Nanook Of The North Review

Nanook Of The North
Inuits from the Ungava region of Hudson's Bay, Nanook, his wife Nyla and their infant son survive the Arctic wilderness by adhering to traditional methods of ice fishing, igloo building, and walrus, fox and seal hunting.

by David Parkinson |
Published on
Release Date:

11 Jun 1922

Running Time:

79 minutes

Certificate:

U

Original Title:

Nanook Of The North

Robert Flaherty first started shooting film on two trips to the Belcher Islands in the 1910s, during which he conceived the idea of making a `scenic' about an Eskimo's daily life. However, it wasn't until 1920 that fur trapper Thierry Mallet provided funding for the year-long expedition.

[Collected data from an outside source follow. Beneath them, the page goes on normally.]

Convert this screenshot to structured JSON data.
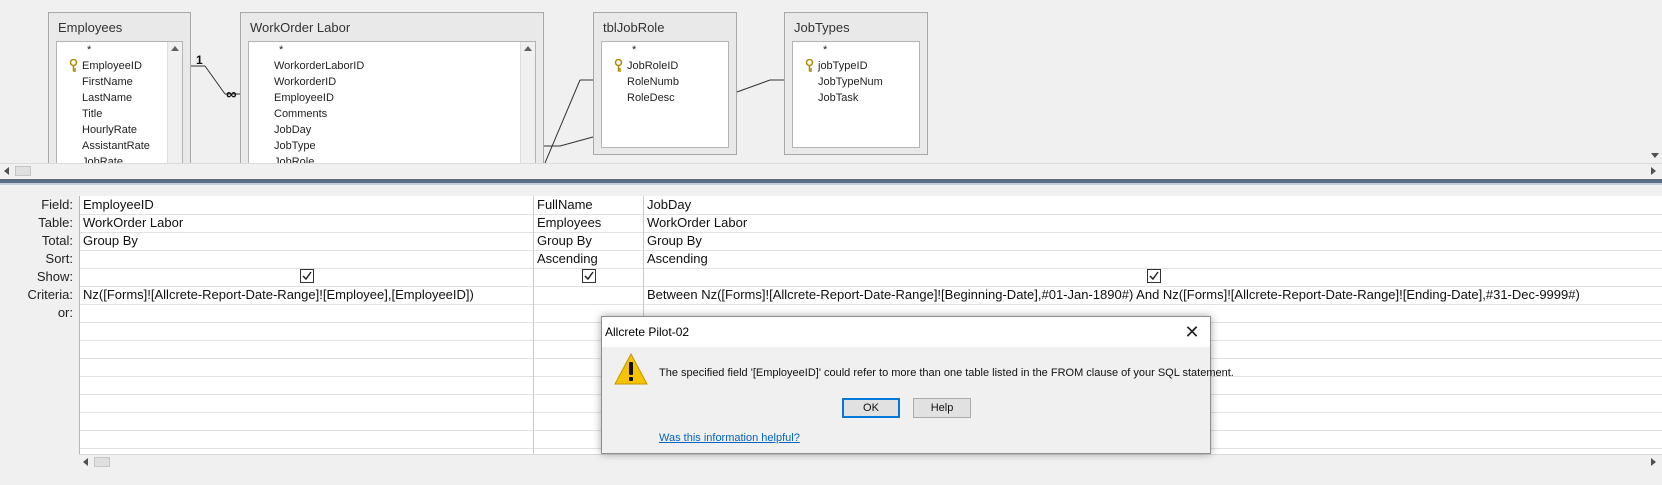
{
  "design_tables": [
    {
      "title": "Employees",
      "fields": [
        "*",
        "EmployeeID",
        "FirstName",
        "LastName",
        "Title",
        "HourlyRate",
        "AssistantRate",
        "JobRate"
      ],
      "key_index": 1
    },
    {
      "title": "WorkOrder Labor",
      "fields": [
        "*",
        "WorkorderLaborID",
        "WorkorderID",
        "EmployeeID",
        "Comments",
        "JobDay",
        "JobType",
        "JobRole"
      ],
      "key_index": -1
    },
    {
      "title": "tblJobRole",
      "fields": [
        "*",
        "JobRoleID",
        "RoleNumb",
        "RoleDesc"
      ],
      "key_index": 1
    },
    {
      "title": "JobTypes",
      "fields": [
        "*",
        "jobTypeID",
        "JobTypeNum",
        "JobTask"
      ],
      "key_index": 1
    }
  ],
  "relationship": {
    "one_label": "1",
    "many_label": "∞"
  },
  "grid": {
    "row_labels": [
      "Field:",
      "Table:",
      "Total:",
      "Sort:",
      "Show:",
      "Criteria:",
      "or:"
    ],
    "columns": [
      {
        "field": "EmployeeID",
        "table": "WorkOrder Labor",
        "total": "Group By",
        "sort": "",
        "show": true,
        "criteria": "Nz([Forms]![Allcrete-Report-Date-Range]![Employee],[EmployeeID])",
        "or": ""
      },
      {
        "field": "FullName",
        "table": "Employees",
        "total": "Group By",
        "sort": "Ascending",
        "show": true,
        "criteria": "",
        "or": ""
      },
      {
        "field": "JobDay",
        "table": "WorkOrder Labor",
        "total": "Group By",
        "sort": "Ascending",
        "show": true,
        "criteria": "Between Nz([Forms]![Allcrete-Report-Date-Range]![Beginning-Date],#01-Jan-1890#) And Nz([Forms]![Allcrete-Report-Date-Range]![Ending-Date],#31-Dec-9999#)",
        "or": ""
      }
    ]
  },
  "dialog": {
    "title": "Allcrete Pilot-02",
    "close_glyph": "✕",
    "message": "The specified field '[EmployeeID]' could refer to more than one table listed in the FROM clause of your SQL statement.",
    "ok_label": "OK",
    "help_label": "Help",
    "link_text": "Was this information helpful?",
    "icon": "warning-icon"
  },
  "colors": {
    "splitter": "#5a6c82",
    "default_button_border": "#0078d7",
    "link": "#0563c1",
    "warning": "#f6c300"
  }
}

    Armed with two Akely cameras, whose gyro-motion tripods permitted smooth panning and tilting, Flaherty began shooting with a walrus hunt and screened the footage (which he developed in a homemade lab) for the Inuits to ensure they became active partners in his project. Indeed, by the time Flaherty left the peninsula, some of the locals had begun working as his technicians, one even fixing a broken stills camera.

    However, Flaherty's relationship with his subject didn't impress some of those who first saw the feature in 1922. The fact that he had dressed Nanook and his family in long-discarded clothing and filmed them inside a bigger than usual igloo (a decision necessitated solely by technical demands) prompted some to denounce the picture as a phony and the criticism was even more hostile when a sound version was released in 1947.

    Flaherty may not yet have been the most accomplished film-maker and the edit achieved with Charles Gelb might have been confusing in places. But his creative treatment of reality chimed in entirely with John Grierson's concept of documentary cinema and Sergei Eisenstein considered Nanook to be the single biggest influence on the Soviet film revolution, on account of its pioneering reliance on the content and juxtaposition of images to forge an idea rather than the linear linkage of narrative events.

     Flaherty consciously selected his cast and suggested episodes to convey the harshness of Nanook's struggle with his forbidding environment. But rather than breaking the rules of the still-undefined documentary tradition, Flaherty worked according to the principles of Inuit art, by which the spirit of an artefact emerges during its creation and not as the result of some preconceived design. Consequently, this remains a remarkable piece of film-making and humanist anthropology, whose influence recurs in the likes of The Story of the Weeping Camel (2003).

Not perfect in form and structure but humane and inspiring.